Everyone else is unworthy.
The messages could not be more different, yet both are based on an interpretation of the same Christian faith. Though Mullet is a fringe actor, his sermons are a reminder of Christianity’s complicated history with race in America – one stained by the justification and endorsement of slavery.
Though mainstream Christian churches don’t speak about race in the hateful manner Mullet does, many don’t address race relations and racism headon as Crossroads attempts to do. Instead, they struggle with a more fundamental question: How should they speak about race at all?
Uncertainty about race in the pulpit often stems from the racial makeup in the pews. Almost 9 in 10 Christian churches nationally are predominantly of one race group, according to a Tennessee-based religion information firm. LifeWay Research also did a survey in 2014 that showed that two-thirds of American churchgoers agreed with the statement that “our church is doing enough to be ethnically diverse.”

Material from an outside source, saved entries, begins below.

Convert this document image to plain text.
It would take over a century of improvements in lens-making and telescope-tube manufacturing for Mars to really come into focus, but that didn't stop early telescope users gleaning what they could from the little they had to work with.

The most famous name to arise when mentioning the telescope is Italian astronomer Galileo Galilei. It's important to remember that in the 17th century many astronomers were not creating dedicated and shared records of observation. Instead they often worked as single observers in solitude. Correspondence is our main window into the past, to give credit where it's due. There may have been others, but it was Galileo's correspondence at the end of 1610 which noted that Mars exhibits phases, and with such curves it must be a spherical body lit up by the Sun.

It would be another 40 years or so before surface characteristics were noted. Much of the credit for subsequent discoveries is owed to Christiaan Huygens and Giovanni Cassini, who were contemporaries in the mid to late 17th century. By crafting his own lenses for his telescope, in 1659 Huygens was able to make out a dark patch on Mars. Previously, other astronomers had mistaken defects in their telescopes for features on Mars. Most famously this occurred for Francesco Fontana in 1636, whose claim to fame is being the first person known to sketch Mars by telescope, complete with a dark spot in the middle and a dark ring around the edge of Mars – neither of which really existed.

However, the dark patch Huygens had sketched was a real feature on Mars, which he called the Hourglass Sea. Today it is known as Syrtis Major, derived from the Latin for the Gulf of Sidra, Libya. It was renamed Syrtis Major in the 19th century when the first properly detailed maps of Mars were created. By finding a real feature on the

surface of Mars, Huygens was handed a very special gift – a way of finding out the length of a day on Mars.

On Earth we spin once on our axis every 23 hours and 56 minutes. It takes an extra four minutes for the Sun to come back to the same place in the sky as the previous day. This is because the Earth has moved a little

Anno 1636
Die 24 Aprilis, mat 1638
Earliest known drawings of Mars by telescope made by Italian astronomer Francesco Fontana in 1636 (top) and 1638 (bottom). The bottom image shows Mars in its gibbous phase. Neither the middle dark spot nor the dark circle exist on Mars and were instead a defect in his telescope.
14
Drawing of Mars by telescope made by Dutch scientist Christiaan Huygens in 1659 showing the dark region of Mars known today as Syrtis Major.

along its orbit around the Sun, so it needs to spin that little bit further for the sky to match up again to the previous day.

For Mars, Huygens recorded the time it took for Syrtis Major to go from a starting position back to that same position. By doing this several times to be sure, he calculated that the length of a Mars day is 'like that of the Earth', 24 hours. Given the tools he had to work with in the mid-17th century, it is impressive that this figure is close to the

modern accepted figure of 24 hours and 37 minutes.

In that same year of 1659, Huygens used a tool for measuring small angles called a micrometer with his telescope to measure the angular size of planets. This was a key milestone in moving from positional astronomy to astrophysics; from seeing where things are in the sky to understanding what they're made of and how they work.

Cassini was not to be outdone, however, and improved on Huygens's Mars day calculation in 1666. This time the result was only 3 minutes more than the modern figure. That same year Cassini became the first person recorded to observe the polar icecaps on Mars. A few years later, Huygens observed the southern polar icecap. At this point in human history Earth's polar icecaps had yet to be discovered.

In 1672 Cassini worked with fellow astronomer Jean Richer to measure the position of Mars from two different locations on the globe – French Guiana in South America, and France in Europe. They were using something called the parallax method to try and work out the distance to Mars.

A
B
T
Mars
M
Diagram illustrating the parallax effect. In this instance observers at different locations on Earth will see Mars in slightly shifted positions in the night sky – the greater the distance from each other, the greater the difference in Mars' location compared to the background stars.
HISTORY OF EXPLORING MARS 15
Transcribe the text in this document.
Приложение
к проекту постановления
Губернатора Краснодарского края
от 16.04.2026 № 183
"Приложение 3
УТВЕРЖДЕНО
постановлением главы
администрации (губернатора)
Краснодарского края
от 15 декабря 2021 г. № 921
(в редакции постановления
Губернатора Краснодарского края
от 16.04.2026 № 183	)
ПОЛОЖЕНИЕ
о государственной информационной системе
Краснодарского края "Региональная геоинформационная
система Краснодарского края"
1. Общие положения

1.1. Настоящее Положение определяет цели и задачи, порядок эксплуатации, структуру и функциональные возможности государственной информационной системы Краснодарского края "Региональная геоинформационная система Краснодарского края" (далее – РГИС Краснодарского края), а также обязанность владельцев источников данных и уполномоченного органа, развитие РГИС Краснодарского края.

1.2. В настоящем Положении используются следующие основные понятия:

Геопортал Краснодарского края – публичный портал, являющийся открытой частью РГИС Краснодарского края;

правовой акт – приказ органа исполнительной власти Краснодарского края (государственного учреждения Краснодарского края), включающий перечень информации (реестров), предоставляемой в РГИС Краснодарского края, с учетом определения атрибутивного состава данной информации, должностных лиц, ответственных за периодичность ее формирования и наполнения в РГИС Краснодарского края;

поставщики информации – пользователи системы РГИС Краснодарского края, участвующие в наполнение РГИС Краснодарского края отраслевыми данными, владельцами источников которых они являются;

Long-standing Protestant and
Catholic churches are based in city neighborhoods or smaller communities and reflect their racial composition. The Cincinnati region, which includes Northern Kentucky and Southeast Indiana, is the nation’s 10th-most residentially segregated region, according to an analysis of 2016 Census estimates by Apartment List.com.
Individual churches and denominations, in addition to ecumenical and interfaith groups, try to break down some of those walls in programs that range from joint social justice projects to worship and pulpit exchanges.
“The race issue will continue to be a challenge for the Christian community and other faith traditions as long as whites focus only on race relations while ignoring society’s systemic inequities that shape – if not predetermine – our race relations,” says Robert “Chip” Harrod, a longtime diversity and inclusion advocate.
In other words, in addressing race and racism, the Christian church in America remains a reflection of the larger society: a handful of successes to go along with the polite silence of the pulpit and missed opportunities to call out racism as a sin. Or as the Rev. Wilton Blake, retired Presiding Elder of the Cincinnati district of the African Methodist Episcopal Church says, “Bits and pieces but not the whole bite.”
Faith-based efforts to close the racial divide and the social damage it can cause are made in small and large ways.
One of the most overt racial makeovers took place beginning in 2001 at Peoples Church, formerly known as First Christian Assembly of God, in Corryville. At that time, it had a 98-percent white, commuter congregation. In
2004, in his third year as pastor, Chris Beard articulated a new mission statement: “to be a racially reconciling, generationally rich, life-giving church thriving in the heart of the city.”
Many white members left. Some eventually returned. Today, Peoples Church has a congregation that is 25 percent African-American, 25 percent international (representing 30 nationalities), and 50 percent white, a mix Beard and his congregants refer to as “heaven on Earth.” The staff and lay leadership also are diverse.
The nation’s timeline since 2014 is dotted with racially charged incidents, including fatal violence that erupted at a white nationalist rally last August in Charlottesville, Virginia.
Starting with the police shooting of Michael Brown, an unarmed black man, in August 2014 in Ferguson, Missouri, racial events seemed to pull white from black, says Chuck Mingo, pastor of Crossroads in Oakley, Ohio.
In the midst of violence – including the massacre in 2015 of nine AfricanAmericans in a prayer group by an avowed white supremacist at Emanuel African Methodist Episcopal Church in Charleston, South Carolina – Mingo says he wanted to start a church-based conversation about race.
That dialogue grew into the Undivided program, which in two years has shepherded 3,000 people through a six-week racial reconciliation process.
For Mary Burns, 42, a white lawyer who lives with her husband, Joseph, in Newport, Kentucky, Undivided has been a catalyst for racial understanding.
“I am still trying to figure out the benefits I received but did not earn because of my race,” Burns says. “You learn these benefits came at the expense of other people’s undeserved hardships. And you’re left asking, ‘What do I do with that?’ I know as a Christian that I have the responsibility to do something.”